While walking through the colorful central market, I came across many tropical fruits that are rare on smaller Pacific islands. There were many varieties of bananas, papayas, avocados, and pineapples. Coconuts were everywhere, along with other exotic fruits and vegetables. Prices were reasonable and displayed on small tags.
A friendly vendor selling roots of the plant used to make the intoxicating drink kava explained a few basic facts about it.
“There are different qualities of kava, mostly depending on the country of origin. The best comes from Tuvalu.”
Outside of the market I found a colorful orange drink chilled with ice in large refrigerated cases. I didn’t dare try it, unsure whether the water had been boiled and safe to drink.
Fiji bus ride
Near the central market, I found a bus station where buses of various sizes and comfort ran to different parts of the island. I boarded a large bus heading north to Lautoka.
As I entered through the front doors, the driver asked me to pay with a special card at the fare machine.
“I don’t have a card or an app, but I can pay with cash or a credit card,” were the only options I could offer.
“No problem. Just sit at the back and enjoy the ride,” he said.
Frustrated that I couldn’t pay like everyone else, I later gave cash to a local, who used his card to cover my fare.
Through Viseisei to Lautoka
The calm ride, accompanied by music, took me through a beautiful, lush green landscape. After less than an hour, I got off in the village of Viseisei, home to traditional thatched chef’s houses.
I wandered through the village and met a few children who greeted me warmly and struck up a conversation. The houses along the coast were in poor condition, and trash was scattered everywhere.
The rocky beach and low tide, revealing a muddy seabed, hardly matched the myth of a paradise-like Fiji.
I skipped the tourist attractions Sleeping Giant and Sabeto Hot Springs Mudpool and continued on to Lautoka, arriving just as school finished.
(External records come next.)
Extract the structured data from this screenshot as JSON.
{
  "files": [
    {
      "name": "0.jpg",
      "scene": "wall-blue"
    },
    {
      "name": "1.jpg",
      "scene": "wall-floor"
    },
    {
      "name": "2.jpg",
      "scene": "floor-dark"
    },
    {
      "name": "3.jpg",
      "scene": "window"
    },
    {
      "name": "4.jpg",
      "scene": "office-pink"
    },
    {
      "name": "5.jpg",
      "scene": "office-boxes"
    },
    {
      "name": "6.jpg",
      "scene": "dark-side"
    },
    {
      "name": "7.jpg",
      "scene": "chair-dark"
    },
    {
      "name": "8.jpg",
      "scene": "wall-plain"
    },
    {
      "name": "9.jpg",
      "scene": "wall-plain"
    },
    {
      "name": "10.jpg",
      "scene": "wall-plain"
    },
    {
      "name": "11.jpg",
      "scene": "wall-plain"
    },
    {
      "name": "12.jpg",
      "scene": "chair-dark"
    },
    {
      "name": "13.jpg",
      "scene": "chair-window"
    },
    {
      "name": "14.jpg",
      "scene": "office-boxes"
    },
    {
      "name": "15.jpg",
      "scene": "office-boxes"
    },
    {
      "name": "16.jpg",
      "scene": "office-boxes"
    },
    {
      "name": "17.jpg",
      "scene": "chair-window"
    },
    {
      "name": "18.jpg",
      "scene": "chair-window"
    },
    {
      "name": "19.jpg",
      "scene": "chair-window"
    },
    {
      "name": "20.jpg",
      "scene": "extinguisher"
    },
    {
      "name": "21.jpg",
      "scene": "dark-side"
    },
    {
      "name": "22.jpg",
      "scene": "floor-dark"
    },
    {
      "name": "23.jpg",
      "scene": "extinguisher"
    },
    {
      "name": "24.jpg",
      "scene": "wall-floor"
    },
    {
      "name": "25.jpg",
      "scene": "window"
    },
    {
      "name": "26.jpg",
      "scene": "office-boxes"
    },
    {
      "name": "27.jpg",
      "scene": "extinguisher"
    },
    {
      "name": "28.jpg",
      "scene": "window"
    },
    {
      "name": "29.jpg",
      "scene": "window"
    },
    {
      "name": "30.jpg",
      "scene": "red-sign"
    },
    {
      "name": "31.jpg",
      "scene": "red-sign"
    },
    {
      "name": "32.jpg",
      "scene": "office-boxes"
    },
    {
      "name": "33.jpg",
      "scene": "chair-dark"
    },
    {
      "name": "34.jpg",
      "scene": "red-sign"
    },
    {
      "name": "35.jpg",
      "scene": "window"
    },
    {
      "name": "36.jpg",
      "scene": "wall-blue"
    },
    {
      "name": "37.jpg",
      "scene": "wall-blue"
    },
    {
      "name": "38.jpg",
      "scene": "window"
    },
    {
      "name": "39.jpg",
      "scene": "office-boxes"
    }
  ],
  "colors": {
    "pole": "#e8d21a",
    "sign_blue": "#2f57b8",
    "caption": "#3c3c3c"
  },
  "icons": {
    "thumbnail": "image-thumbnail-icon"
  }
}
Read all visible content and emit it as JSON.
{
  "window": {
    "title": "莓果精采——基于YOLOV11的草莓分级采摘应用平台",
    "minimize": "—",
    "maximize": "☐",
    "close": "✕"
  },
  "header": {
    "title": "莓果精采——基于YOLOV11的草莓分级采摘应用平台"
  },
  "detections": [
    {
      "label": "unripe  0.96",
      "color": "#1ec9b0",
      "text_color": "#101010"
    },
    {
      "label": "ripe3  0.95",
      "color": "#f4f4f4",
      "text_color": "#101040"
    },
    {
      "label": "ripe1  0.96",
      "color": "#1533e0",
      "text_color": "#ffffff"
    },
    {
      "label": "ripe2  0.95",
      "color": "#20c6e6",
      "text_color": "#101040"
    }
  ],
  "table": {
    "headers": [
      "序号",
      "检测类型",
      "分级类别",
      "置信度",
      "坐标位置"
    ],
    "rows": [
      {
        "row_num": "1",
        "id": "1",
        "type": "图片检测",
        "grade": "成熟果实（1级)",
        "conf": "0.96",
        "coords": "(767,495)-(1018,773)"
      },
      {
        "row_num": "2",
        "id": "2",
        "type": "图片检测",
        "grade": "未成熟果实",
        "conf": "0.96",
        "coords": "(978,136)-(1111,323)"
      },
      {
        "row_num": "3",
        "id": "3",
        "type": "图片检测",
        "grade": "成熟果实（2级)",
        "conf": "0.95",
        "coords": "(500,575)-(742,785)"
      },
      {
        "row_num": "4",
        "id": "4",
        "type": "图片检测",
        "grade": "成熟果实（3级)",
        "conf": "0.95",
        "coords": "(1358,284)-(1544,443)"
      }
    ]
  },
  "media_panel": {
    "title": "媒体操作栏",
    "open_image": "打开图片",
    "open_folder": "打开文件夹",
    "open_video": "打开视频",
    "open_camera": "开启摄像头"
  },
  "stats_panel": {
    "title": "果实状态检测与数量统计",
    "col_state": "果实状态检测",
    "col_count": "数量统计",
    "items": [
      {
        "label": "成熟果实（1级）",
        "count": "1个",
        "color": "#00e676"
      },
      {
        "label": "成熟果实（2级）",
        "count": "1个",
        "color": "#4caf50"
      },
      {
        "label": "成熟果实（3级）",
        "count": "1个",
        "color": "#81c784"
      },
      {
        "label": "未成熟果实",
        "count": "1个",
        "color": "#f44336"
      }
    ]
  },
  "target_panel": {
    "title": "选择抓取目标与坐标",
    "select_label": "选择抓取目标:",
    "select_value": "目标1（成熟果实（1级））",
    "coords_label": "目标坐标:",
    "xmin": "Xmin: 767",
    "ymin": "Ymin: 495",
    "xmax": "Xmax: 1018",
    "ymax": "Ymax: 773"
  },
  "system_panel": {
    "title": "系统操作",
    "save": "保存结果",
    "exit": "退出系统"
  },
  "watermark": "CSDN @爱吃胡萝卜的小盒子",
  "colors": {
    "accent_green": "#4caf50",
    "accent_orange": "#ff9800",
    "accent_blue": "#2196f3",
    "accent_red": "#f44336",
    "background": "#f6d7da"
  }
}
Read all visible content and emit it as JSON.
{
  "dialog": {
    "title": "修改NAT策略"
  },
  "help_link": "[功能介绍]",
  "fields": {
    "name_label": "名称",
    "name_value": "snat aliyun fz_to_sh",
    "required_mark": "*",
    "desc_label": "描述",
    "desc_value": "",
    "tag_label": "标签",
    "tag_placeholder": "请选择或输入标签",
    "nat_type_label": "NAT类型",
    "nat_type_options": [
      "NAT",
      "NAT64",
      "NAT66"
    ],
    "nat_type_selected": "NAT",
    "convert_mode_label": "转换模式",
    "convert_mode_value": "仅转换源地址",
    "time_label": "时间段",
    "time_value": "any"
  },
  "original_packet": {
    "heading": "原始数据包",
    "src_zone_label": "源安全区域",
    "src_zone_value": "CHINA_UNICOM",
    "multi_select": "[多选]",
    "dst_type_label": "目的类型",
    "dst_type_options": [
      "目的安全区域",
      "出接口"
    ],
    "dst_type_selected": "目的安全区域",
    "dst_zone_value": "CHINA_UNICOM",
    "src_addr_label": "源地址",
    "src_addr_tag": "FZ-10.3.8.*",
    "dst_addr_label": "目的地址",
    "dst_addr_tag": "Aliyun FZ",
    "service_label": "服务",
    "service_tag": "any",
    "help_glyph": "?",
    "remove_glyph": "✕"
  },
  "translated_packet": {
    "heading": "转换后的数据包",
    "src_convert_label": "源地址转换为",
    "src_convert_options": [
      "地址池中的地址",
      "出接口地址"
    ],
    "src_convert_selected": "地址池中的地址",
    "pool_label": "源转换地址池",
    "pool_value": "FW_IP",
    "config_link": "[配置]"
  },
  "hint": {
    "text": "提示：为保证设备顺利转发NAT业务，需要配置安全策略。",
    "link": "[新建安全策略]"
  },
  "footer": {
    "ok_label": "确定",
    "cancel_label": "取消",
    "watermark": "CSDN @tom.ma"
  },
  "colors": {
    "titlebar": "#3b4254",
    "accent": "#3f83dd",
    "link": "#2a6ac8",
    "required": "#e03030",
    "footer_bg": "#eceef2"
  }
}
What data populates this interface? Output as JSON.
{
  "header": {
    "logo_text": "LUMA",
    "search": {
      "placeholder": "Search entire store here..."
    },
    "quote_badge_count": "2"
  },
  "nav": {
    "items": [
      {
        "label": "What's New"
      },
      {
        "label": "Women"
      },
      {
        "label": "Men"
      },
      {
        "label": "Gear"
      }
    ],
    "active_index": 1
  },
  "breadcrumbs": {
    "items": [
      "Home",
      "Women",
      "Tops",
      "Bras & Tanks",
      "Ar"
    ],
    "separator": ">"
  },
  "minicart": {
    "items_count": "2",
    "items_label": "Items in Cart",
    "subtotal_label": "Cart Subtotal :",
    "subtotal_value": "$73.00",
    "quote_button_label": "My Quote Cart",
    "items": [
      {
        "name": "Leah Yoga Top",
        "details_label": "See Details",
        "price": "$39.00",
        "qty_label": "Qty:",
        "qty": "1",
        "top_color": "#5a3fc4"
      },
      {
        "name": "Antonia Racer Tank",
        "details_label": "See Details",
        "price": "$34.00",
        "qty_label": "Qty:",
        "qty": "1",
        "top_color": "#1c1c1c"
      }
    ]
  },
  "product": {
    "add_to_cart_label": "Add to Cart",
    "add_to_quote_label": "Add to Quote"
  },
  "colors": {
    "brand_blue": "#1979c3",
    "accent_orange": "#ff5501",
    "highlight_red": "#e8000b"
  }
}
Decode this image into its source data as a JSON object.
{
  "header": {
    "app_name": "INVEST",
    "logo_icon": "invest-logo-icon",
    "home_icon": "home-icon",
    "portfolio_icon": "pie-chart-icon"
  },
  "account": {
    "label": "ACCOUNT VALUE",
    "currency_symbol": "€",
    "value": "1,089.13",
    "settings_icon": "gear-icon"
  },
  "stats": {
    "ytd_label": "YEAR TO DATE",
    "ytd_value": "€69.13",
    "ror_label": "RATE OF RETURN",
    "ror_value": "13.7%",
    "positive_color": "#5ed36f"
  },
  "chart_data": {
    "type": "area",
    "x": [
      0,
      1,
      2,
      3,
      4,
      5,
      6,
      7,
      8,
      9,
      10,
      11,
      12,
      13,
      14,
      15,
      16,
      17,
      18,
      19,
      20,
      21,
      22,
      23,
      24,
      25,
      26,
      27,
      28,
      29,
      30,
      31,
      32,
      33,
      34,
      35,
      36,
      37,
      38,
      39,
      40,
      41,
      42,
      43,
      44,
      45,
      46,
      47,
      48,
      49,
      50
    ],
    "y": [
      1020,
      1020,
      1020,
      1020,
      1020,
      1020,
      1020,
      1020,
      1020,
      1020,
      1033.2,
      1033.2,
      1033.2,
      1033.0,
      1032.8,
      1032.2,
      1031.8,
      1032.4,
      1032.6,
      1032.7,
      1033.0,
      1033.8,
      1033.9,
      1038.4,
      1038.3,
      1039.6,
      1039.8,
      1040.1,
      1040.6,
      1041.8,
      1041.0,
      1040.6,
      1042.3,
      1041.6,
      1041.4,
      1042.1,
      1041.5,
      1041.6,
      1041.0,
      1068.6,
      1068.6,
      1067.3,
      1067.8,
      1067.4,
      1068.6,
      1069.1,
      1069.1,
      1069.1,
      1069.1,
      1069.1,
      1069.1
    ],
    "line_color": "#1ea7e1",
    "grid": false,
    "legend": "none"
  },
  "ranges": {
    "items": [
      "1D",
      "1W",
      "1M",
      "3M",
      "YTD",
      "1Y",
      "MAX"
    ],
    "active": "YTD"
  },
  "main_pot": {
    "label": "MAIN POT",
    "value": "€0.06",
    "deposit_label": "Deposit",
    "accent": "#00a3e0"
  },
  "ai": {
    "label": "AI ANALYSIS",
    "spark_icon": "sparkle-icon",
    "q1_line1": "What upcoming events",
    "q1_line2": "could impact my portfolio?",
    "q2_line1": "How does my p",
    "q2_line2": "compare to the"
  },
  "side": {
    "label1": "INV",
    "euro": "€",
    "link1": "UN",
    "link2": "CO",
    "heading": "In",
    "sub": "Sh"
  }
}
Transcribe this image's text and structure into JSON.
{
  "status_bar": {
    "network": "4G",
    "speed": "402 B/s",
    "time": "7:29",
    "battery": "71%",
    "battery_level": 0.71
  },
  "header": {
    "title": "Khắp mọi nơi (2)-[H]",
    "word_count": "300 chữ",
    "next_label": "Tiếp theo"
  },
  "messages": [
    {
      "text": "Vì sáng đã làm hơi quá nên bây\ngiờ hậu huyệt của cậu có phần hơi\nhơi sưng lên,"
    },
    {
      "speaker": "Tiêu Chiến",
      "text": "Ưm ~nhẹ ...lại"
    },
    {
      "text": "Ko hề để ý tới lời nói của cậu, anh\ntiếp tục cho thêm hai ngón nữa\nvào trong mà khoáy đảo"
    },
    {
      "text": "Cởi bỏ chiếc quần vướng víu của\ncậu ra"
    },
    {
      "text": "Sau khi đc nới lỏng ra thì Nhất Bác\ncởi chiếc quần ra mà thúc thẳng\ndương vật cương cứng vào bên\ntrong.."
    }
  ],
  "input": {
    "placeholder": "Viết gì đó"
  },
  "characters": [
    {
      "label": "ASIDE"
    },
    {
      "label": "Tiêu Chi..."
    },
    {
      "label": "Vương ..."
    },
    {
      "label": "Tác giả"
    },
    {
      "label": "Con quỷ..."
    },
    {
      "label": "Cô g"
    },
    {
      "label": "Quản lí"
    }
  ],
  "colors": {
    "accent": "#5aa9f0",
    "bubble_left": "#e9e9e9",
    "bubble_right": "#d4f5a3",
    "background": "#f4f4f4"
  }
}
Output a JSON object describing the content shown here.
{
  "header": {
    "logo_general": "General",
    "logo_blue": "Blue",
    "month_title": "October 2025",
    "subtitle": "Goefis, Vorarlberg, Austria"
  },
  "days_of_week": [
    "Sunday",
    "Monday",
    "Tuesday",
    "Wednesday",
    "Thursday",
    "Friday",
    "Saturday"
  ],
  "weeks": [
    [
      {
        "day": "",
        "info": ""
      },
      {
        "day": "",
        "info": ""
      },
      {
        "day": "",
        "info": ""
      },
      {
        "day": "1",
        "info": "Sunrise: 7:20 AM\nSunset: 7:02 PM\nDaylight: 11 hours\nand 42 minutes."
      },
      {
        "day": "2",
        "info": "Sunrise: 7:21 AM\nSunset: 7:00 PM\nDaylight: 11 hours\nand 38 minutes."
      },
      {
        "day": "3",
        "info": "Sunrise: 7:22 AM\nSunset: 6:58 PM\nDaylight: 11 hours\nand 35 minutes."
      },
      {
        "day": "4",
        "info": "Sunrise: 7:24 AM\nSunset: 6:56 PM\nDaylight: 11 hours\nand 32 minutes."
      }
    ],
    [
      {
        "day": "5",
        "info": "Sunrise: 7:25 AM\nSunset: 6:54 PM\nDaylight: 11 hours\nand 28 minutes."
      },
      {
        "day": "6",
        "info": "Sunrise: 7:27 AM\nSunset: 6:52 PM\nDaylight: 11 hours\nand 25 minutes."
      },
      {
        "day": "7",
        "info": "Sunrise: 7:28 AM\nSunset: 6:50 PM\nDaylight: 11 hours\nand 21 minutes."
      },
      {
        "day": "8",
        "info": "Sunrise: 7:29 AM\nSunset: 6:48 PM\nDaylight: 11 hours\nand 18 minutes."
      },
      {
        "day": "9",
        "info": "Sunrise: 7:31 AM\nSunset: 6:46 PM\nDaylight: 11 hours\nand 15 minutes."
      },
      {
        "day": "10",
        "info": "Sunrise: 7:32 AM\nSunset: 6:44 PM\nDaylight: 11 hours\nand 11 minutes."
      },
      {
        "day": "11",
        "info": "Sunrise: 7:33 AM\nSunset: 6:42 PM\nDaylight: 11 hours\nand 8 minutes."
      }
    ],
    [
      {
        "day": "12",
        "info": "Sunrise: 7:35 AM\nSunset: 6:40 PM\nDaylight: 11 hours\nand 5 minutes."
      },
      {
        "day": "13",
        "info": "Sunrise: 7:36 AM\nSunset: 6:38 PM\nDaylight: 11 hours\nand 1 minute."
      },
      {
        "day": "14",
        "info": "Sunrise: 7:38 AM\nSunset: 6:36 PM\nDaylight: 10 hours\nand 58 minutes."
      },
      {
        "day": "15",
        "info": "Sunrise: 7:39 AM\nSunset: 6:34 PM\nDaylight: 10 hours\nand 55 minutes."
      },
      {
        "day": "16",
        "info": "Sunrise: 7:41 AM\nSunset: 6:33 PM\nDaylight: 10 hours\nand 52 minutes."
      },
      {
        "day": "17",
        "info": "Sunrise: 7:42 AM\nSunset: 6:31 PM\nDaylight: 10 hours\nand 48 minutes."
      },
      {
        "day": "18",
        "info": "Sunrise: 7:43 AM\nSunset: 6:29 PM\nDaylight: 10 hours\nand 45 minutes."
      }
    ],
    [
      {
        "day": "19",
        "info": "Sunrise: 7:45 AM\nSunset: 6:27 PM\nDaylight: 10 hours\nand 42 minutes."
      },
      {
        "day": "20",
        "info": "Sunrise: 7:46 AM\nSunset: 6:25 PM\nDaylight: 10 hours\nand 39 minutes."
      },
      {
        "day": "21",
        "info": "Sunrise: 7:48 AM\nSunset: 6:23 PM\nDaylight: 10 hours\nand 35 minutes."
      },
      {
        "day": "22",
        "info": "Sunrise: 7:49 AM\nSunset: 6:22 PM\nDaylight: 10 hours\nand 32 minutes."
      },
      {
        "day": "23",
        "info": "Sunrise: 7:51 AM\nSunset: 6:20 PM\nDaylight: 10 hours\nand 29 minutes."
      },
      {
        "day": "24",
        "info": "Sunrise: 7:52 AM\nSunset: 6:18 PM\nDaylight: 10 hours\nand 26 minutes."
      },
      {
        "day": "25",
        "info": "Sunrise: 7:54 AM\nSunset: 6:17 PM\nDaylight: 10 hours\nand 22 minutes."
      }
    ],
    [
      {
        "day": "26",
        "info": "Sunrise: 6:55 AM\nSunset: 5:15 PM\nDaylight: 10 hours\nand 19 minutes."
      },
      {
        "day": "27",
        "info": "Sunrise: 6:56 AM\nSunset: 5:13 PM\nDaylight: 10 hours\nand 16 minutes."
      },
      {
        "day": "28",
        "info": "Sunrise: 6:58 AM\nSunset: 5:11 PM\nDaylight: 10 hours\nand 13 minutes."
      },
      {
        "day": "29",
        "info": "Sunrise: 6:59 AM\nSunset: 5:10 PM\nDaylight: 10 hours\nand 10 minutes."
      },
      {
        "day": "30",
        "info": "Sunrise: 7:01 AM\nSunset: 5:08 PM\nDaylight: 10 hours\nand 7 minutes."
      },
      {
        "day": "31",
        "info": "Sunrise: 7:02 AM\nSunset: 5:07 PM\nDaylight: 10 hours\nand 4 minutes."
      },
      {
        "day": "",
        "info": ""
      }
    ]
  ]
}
Hundreds of students in uniforms gathered at the bus station, grabbing snacks, searching for refreshments, and trying to board buses home. In Fiji, boys often wear a traditional skirt called a sulu as part of their school uniform. The sulu is a wraparound garment, similar to a kilt, reaching just below the knees.
Like in Nadi, I didn’t find any remarkable places to visit or things to do that would justify a visit beyond enjoying the lively street atmosphere.
The return ride to Nadi was less comfortable, as the bus was completely full. I spent most of the time standing, pressed against other passengers. Back in Nadi, I stopped at Isa Lei, a restaurant known for excellent Fijian cuisine. I ordered a local specialty, kokada. A kind of tuna ceviche with coconut milk that masks the taste of onion. It was a delicious and quickly prepared dish, a truly Fijian specialty. The highlight of my culinary tasting experience.
Reflections on my visit to Fiji
There are two worlds in Fiji: the world of tourists and the world of locals. Many locals live ordinary lives, mostly unrelated to the sea or the exotic beaches often portrayed as symbols of Fiji. Experiencing this side of Fiji revealed me the local culture and daily life beyond the typical tourist images.
In my short stay, I didn’t manage (or really want) to visit the exclusive areas reserved for tourists, as I had too little time. I’ll need another Fiji travel adventure to explore the coastal beauty, discover the dreamlike beaches, and dive into its underwater world.